Have you been following the articles on Mark 12? Are you starting to spot a theme yet? At the start of the chapter, we had the story of the tenants in the vineyard, they withheld the rent due to their landlord. We then saw a debate over whether or not Caesar was entitled to the taxes due to him which concluded with Jesus challenging the Pharisees and Herodians for withholding what belonged to God.
Read Mark 12:18-26
Jesus is now quizzed by a different group, the Sadducees. They were what we might consider as more liberal in their approach to Scripture to the Pharisees, they accepted a smaller number of books as Scripture and they did not believe in a literal resurrection of the dead. Politically, the Sadducees were more associated with the establishment and those who controlled power among the priestly elite and in the Sanhedrin (the assembly that gathered in Jerusalem to oversee matters of religious law).
They throw Jesus a hypothetical question about an unfortunate woman whose husbands keep dying on her. The Law required that should a man die without children, then his younger brother was to take on the first son’s wife and produce an heir for him. In this scenario, this has happened to the widow seven times. So, they ask “When she dies, whose wife is she. Who does she belong to?”
Well, there’s a lot going on there isn’t there. It starts, I would suggest with them not understanding the law. The purpose of the Levirate law was not to have this woman passed on as a possession from man to man like part of the inheritance. Rather, it was in order for her to provide an heir for the first son and also so that she would be looked after and cared for.
Here we see these religious leaders getting into a pickle because they might have known the intricacies of the Law but they did not know the one who gave it and so they did not know his power and his purpose. The result is that they get into a mess about their hypothetical resurrection situation because they do not really believe in resurrection.
Jesus makes two points. First, that the Resurrection will not be like they are imagining it. There’s going to be no horse trading over who gets a claim on the woman after the resurrection because the first priority is God’s claim over all of their lives.
Secondly, he uses the detail of Scripture to demonstrate the truth of the resurrection. God is the God of Abraham, Isaac and Jacob. This present tense truth was used to describe his relationship to them long after they died. You see, he was still their God because they were with him enjoying eternal life. Note, this refutes the belief of Jehovah Witnesses that we stop existing between death and resurrection too!

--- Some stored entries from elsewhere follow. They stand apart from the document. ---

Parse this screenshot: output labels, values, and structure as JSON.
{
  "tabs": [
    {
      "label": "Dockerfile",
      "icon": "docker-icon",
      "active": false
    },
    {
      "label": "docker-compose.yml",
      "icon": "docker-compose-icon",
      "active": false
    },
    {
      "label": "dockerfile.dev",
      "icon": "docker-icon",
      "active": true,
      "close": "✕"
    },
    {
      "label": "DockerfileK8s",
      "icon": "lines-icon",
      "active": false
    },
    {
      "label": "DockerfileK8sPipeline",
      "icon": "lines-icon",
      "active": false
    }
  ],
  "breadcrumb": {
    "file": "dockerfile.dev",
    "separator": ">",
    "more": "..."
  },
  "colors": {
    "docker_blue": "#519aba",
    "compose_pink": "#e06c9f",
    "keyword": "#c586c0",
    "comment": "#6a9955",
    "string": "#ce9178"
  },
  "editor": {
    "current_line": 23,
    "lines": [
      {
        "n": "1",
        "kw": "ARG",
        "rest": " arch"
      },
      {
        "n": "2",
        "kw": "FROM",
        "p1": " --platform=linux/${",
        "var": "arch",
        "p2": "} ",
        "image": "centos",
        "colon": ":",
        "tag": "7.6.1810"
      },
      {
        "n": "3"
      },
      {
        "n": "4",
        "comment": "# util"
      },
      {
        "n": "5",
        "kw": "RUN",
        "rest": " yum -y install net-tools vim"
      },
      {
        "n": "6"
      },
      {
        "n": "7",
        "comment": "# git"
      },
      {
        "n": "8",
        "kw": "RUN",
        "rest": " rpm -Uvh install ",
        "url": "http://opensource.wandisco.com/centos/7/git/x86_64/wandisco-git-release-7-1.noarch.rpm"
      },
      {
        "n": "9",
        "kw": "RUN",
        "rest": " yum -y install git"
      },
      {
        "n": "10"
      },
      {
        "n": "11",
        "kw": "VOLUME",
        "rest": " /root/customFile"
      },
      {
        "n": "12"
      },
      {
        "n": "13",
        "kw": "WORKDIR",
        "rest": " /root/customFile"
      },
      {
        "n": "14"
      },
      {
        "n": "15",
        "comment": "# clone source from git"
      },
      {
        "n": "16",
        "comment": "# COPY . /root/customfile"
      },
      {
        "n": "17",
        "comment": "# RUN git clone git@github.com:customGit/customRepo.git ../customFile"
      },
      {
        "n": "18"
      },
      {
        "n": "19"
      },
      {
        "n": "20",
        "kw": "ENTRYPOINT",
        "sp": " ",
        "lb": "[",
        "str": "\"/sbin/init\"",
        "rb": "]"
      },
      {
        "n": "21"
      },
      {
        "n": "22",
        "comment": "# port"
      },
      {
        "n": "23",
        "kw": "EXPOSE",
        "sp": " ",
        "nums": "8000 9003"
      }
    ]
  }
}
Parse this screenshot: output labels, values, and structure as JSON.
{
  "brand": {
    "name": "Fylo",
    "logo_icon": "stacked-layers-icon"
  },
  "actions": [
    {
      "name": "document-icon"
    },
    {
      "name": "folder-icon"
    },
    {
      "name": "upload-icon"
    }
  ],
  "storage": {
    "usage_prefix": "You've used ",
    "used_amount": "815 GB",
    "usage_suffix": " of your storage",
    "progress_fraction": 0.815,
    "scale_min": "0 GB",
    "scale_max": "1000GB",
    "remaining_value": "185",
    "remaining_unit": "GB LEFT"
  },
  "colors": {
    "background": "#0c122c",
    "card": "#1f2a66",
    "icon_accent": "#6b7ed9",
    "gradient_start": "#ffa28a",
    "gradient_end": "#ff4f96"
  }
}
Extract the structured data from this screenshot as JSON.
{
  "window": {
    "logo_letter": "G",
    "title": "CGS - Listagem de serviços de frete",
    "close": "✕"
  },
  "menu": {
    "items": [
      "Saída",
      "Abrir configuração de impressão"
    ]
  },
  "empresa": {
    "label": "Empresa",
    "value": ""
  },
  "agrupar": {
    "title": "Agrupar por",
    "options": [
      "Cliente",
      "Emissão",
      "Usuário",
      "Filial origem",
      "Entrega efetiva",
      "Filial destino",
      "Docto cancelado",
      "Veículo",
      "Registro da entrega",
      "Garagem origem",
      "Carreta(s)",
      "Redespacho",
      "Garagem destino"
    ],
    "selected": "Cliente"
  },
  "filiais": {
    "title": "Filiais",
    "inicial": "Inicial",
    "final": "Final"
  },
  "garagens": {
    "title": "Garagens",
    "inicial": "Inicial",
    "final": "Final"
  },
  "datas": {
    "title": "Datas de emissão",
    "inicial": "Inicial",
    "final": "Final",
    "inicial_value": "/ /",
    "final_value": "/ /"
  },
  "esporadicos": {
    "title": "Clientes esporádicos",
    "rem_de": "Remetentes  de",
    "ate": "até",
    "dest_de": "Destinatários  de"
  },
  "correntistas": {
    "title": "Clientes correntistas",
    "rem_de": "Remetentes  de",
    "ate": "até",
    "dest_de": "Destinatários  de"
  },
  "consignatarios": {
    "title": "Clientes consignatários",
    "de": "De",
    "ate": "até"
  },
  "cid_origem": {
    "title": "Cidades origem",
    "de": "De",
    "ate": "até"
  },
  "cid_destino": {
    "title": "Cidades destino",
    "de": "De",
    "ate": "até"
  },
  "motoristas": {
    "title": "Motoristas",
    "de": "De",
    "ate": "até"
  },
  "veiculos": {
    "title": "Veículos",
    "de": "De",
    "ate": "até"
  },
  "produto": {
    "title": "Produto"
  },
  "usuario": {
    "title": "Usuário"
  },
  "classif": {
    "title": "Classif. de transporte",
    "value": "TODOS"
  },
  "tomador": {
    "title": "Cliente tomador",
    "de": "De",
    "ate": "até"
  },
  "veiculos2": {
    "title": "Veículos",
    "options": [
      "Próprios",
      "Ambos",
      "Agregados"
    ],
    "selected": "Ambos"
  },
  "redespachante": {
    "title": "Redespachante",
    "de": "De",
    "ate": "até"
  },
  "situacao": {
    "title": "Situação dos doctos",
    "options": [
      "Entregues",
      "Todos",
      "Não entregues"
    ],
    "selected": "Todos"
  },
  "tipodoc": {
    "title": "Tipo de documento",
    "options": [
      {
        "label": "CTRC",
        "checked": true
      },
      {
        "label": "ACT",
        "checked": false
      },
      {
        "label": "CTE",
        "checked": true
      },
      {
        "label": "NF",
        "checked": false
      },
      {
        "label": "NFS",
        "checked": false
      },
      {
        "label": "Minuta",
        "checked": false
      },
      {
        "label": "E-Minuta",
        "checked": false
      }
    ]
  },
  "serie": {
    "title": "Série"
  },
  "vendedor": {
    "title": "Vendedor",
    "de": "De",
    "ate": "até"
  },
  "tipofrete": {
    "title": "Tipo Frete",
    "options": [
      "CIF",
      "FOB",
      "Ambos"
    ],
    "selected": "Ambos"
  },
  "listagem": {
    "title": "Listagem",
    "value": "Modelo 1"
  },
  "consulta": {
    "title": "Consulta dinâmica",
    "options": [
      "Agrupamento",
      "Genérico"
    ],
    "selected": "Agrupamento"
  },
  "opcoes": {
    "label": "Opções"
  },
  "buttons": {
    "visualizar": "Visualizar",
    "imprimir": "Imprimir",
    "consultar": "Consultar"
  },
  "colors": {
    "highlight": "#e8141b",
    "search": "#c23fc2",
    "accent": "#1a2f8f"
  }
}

That theme of what belongs to God is present here again. God’s claim on our lives comes before any other in eternity. We are also seeing here God’s claim on His Word. We see his ability to use the very detail of grammar to communicate his purposes. The Sadducees by imposing their own human interpretations on it attempted to rob God of his word.
Are you prepared to give God what is his due by allowing him complete authority over his Word?